Whether it’s our lover, or our friends, or co-workers, or complete strangers, something that would help in our interpersonal relationships and push back against our own insidious need to self-justify is to give others the benefit of the doubt. Maybe if the wife had given Frank the benefit of the doubt that he really was tired and didn’t want to have that discussion right then. Or if Frank had given her the benefit of the doubt that she was earnestly expressing her feelings and wanted those validated rather than it was her trying to criticize him.
Another way we can fight back against our self-preservation-minded mind is to admit our mistakes freely and without qualification, i.e., self-justification. I dropped the ball. Not, I dropped the ball because the sun was in my eyes. Going back to my opening salvo in this review, all of us seem to carry some burden and guilt at mistakes we’ve made that we haven’t unburdened ourselves with. In one memorable scene described in the book, Tavris and Aronson talked about a group of leaders who got together in a circle and admitted to mistakes without those pesky qualifications. When everyone started doing it, after a while, there was uproarious laughter because of a sense of relief that had spread across the room.
But as Tavris and Aronson argued, American culture, at least, isn’t quite open to admitting mistakes because we fear being seen as stupid, blithering idiots. We fear being fallible. But I think on an individual level and on a societal level, we would be far better off if we admitted to being wrong when we’re wrong, and if others gave those who humbly do that, the benefit of the doubt and the mercy and grace, that they mean it.
As I mentioned, I’ve been a journalist for a third of my working life, maybe even half, and I’ve done a “correction” on a story of mine more than once, sometimes for little errors and sometimes for egregious ones. You know what happens? And which Tavris and Aronson discussed, too? People appreciate it! People appreciate when someone honestly owns up to a mistake! That was the case in the journalism business for me.
The mistake in making mistakes is trying to squelch the mistake through a series of self-justifying thoughts and actions rather than merely owning up to the mistake and moving on.
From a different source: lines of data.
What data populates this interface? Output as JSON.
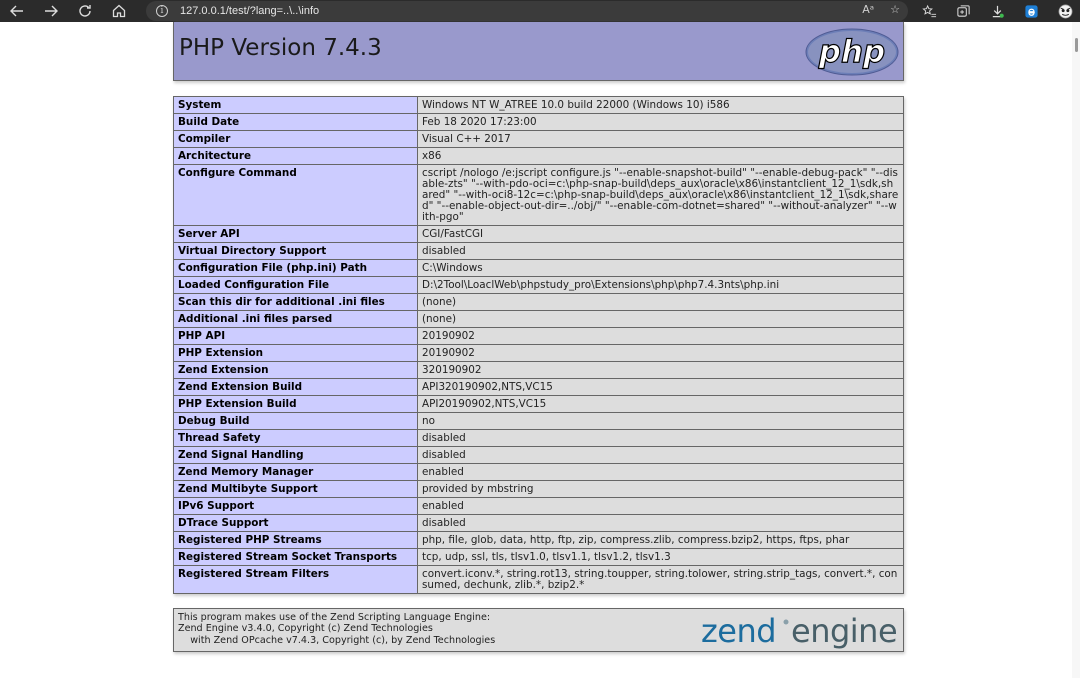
{
  "browser": {
    "url": "127.0.0.1/test/?lang=..\\..\\info",
    "read_aloud_label": "Aᵃ"
  },
  "header": {
    "title": "PHP Version 7.4.3",
    "logo_text": "php"
  },
  "rows": [
    {
      "label": "System",
      "value": "Windows NT W_ATREE 10.0 build 22000 (Windows 10) i586"
    },
    {
      "label": "Build Date",
      "value": "Feb 18 2020 17:23:00"
    },
    {
      "label": "Compiler",
      "value": "Visual C++ 2017"
    },
    {
      "label": "Architecture",
      "value": "x86"
    },
    {
      "label": "Configure Command",
      "value": "cscript /nologo /e:jscript configure.js \"--enable-snapshot-build\" \"--enable-debug-pack\" \"--disable-zts\" \"--with-pdo-oci=c:\\php-snap-build\\deps_aux\\oracle\\x86\\instantclient_12_1\\sdk,shared\" \"--with-oci8-12c=c:\\php-snap-build\\deps_aux\\oracle\\x86\\instantclient_12_1\\sdk,shared\" \"--enable-object-out-dir=../obj/\" \"--enable-com-dotnet=shared\" \"--without-analyzer\" \"--with-pgo\""
    },
    {
      "label": "Server API",
      "value": "CGI/FastCGI"
    },
    {
      "label": "Virtual Directory Support",
      "value": "disabled"
    },
    {
      "label": "Configuration File (php.ini) Path",
      "value": "C:\\Windows"
    },
    {
      "label": "Loaded Configuration File",
      "value": "D:\\2Tool\\LoaclWeb\\phpstudy_pro\\Extensions\\php\\php7.4.3nts\\php.ini"
    },
    {
      "label": "Scan this dir for additional .ini files",
      "value": "(none)"
    },
    {
      "label": "Additional .ini files parsed",
      "value": "(none)"
    },
    {
      "label": "PHP API",
      "value": "20190902"
    },
    {
      "label": "PHP Extension",
      "value": "20190902"
    },
    {
      "label": "Zend Extension",
      "value": "320190902"
    },
    {
      "label": "Zend Extension Build",
      "value": "API320190902,NTS,VC15"
    },
    {
      "label": "PHP Extension Build",
      "value": "API20190902,NTS,VC15"
    },
    {
      "label": "Debug Build",
      "value": "no"
    },
    {
      "label": "Thread Safety",
      "value": "disabled"
    },
    {
      "label": "Zend Signal Handling",
      "value": "disabled"
    },
    {
      "label": "Zend Memory Manager",
      "value": "enabled"
    },
    {
      "label": "Zend Multibyte Support",
      "value": "provided by mbstring"
    },
    {
      "label": "IPv6 Support",
      "value": "enabled"
    },
    {
      "label": "DTrace Support",
      "value": "disabled"
    },
    {
      "label": "Registered PHP Streams",
      "value": "php, file, glob, data, http, ftp, zip, compress.zlib, compress.bzip2, https, ftps, phar"
    },
    {
      "label": "Registered Stream Socket Transports",
      "value": "tcp, udp, ssl, tls, tlsv1.0, tlsv1.1, tlsv1.2, tlsv1.3"
    },
    {
      "label": "Registered Stream Filters",
      "value": "convert.iconv.*, string.rot13, string.toupper, string.tolower, string.strip_tags, convert.*, consumed, dechunk, zlib.*, bzip2.*"
    }
  ],
  "footer": {
    "line1": "This program makes use of the Zend Scripting Language Engine:",
    "line2": "Zend Engine v3.4.0, Copyright (c) Zend Technologies",
    "line3": "    with Zend OPcache v7.4.3, Copyright (c), by Zend Technologies",
    "logo_text_a": "zend",
    "logo_text_b": "engine"
  },
  "colors": {
    "header_bg": "#9999cc",
    "label_bg": "#ccccff",
    "value_bg": "#dddddd"
  }
}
We are not perfect and we will not always succeed. Making mistakes is its own teacher, and Tavris and Aronson argued in compelling fashion that we ought to listen to that teacher more!
I feel I’ve barely scratched the surface on the ground Tavris and Aronson covered in their book about the many ways self-justification rears its ugly head at every level of society — I can only take so many notes while listening, especially when commuting — so, I would highly recommend this audiobook, or book, whichever you prefer, to you, especially if some of the ground I did cover is news to you.
More humility, transparency, grace, and applying benefit of the doubt, and less arrogance and faulty assumptions, would go a long way in much of what we do as humans.